Relentless partisanship led to the politicisation of almost everything Mr Bush did. He used his first televised address to justify putting strict limits on federal funding for stem-cell research, and used the first veto of his presidency to prevent the expansion of that funding. He appointed two “strict constructionist” judges to the Supreme Court, John Roberts and Samuel Alito, turned his back on the Kyoto protocol, dismissed several international treaties, particularly the anti-ballistic-missile treaty, loosened regulations on firearms and campaigned against gay marriage. His energy policy was written by Mr Cheney with the help of a handful of cronies from the energy industry. His lacklustre attorney-general Alberto Gonzales, who was forced to resign in disgrace, was only the most visible of an army of over-promoted, ideologically vetted homunculi.

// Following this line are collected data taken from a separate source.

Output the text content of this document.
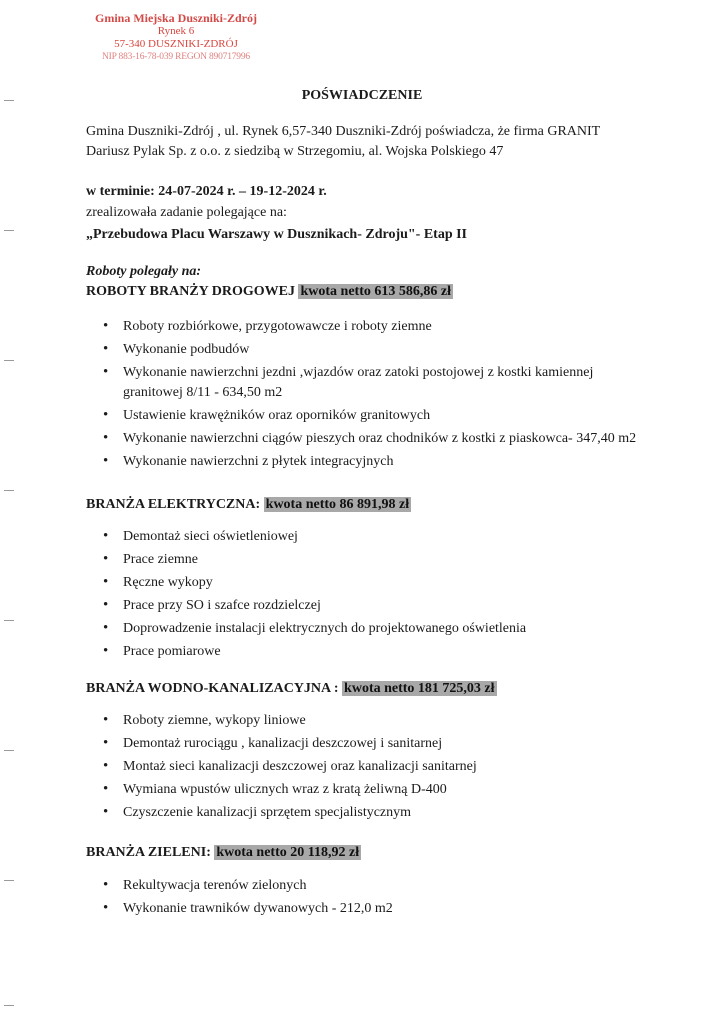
Gmina Miejska Duszniki-Zdrój
Rynek 6
57-340 DUSZNIKI-ZDRÓJ
NIP 883-16-78-039 REGON 890717996
POŚWIADCZENIE
Gmina Duszniki-Zdrój , ul. Rynek 6,57-340 Duszniki-Zdrój poświadcza, że firma GRANIT Dariusz Pylak Sp. z o.o. z siedzibą w Strzegomiu, al. Wojska Polskiego 47
w terminie: 24-07-2024 r. – 19-12-2024 r.
zrealizowała zadanie polegające na:
„Przebudowa Placu Warszawy w Dusznikach- Zdroju"- Etap II
Roboty polegały na:
ROBOTY BRANŻY DROGOWEJ kwota netto 613 586,86 zł
• Roboty rozbiórkowe, przygotowawcze i roboty ziemne
• Wykonanie podbudów
• Wykonanie nawierzchni jezdni ,wjazdów oraz zatoki postojowej z kostki kamiennej granitowej 8/11 - 634,50 m2
• Ustawienie krawężników oraz oporników granitowych
• Wykonanie nawierzchni ciągów pieszych oraz chodników z kostki z piaskowca- 347,40 m2
• Wykonanie nawierzchni z płytek integracyjnych
BRANŻA ELEKTRYCZNA: kwota netto 86 891,98 zł
• Demontaż sieci oświetleniowej
• Prace ziemne
• Ręczne wykopy
• Prace przy SO i szafce rozdzielczej
• Doprowadzenie instalacji elektrycznych do projektowanego oświetlenia
• Prace pomiarowe
BRANŻA WODNO-KANALIZACYJNA : kwota netto 181 725,03 zł
• Roboty ziemne, wykopy liniowe
• Demontaż rurociągu , kanalizacji deszczowej i sanitarnej
• Montaż sieci kanalizacji deszczowej oraz kanalizacji sanitarnej
• Wymiana wpustów ulicznych wraz z kratą żeliwną D-400
• Czyszczenie kanalizacji sprzętem specjalistycznym
BRANŻA ZIELENI: kwota netto 20 118,92 zł
• Rekultywacja terenów zielonych
• Wykonanie trawników dywanowych - 212,0 m2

Mr Bush’s presidency is not without its merits. He supported sensible immigration reform. He proposed tighter regulation of Fannie Mae and Freddie Mac, the now-nationalised mortagage agencies. Congress stymied him on both points. He promoted more members of minorities than any previous president; and he also stood up to the Dixiecrat wing of his party, edging Trent Lott, a Mississippi senator, out of his job as majority leader for segregation-favouring remarks. He maintained good relations with India, Japan and, particularly, Africa, where he launched a $15 billion anti-AIDS programme.

The neoconservatives who had such influence over Mr Bush argued that unintended consequences were usually more important than the intended ones. The Bush presidency has proved them right in this, if in little else.

It is not all his fault. But for the most part, good policy repeatedly took a back seat to Mr Bush’s overweening political ambition. Both the country and, ultimately, the Republican Party are left the worse for it.